なお、要にとっては非常に不満であったが、一連の過程の中では『アリバイ工作』として、雫と大介のデートまで行われた。
「下手に加工するよりかは、生画像の方が信用されるからな。ま、アリバイ用デートが終わったら、存分に本番に励んでくれ」
とは遙華の弁であった。当然、その後のデートは普段より、幾分か熱の入ったものとなった。

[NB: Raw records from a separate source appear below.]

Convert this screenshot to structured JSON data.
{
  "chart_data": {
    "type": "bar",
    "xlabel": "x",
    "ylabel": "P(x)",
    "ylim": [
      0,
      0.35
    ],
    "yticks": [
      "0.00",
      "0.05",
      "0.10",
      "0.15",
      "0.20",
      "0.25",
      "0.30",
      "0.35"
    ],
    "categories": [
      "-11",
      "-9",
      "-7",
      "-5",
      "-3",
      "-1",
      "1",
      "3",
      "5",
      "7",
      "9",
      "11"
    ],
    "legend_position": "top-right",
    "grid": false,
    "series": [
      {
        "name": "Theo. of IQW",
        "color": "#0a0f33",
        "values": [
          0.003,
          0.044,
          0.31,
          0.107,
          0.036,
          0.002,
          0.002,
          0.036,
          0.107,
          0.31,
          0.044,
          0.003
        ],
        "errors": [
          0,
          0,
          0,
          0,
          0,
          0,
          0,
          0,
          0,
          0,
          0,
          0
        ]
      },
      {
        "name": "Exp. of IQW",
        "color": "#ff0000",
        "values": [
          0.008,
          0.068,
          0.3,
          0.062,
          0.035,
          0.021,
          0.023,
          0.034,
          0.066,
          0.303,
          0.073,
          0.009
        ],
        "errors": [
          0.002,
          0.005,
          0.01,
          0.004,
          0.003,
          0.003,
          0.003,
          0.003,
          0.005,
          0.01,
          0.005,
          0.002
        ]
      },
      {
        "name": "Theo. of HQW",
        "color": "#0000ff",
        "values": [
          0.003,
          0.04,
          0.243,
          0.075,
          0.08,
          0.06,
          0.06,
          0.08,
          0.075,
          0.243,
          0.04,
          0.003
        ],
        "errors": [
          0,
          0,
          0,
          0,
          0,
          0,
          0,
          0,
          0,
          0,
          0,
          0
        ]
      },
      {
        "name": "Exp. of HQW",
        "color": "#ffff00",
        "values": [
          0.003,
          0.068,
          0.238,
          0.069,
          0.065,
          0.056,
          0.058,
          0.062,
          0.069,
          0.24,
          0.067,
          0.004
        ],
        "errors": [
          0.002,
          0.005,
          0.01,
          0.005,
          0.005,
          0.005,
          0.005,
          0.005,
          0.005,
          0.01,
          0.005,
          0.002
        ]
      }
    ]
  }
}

ともかく。依頼から半月も経たぬ間に、対面の場が設けられることとなった。場所はこの辺りでは最高級の洋食店。しかもVIPルームだという。
「ついにだよ。要兄……」
当日の昼、雫は緊張の面持ちで鏡を睨んでいた。化粧はしているが、どうにも不安は隠せないらしい。
「……」
部屋の外、要は無言で腕を組んでいた。ドアは開いており、要は横目で、雫の姿を見守っていた。
「なあ、雫。これで多分、最後だよな」
その体勢のまま、要は口を開いた。つい先日にはあんなに近かった距離が、今はまた遠くに感じる。
「これで納得してくれれば、多分」
雫は歯切れ悪く応じた。仕方のない話である。今回の件、こちら側でコントロールできる部分があまりにも少ないのだ。
「そうか……」
要は嘆息した。雫に当たってもどうしようもない話である。だというのに、どうにも苛立ちが収まらない。その時、不意にインターホンが鳴った。
「行って来る」
雫に断り、玄関口へと向かった。その視線の先にあったのは。
「大介君に、スタイリスト役として雇われてこちらに来た。大島要、入れてくれ」
春野彼方、その人の姿であった。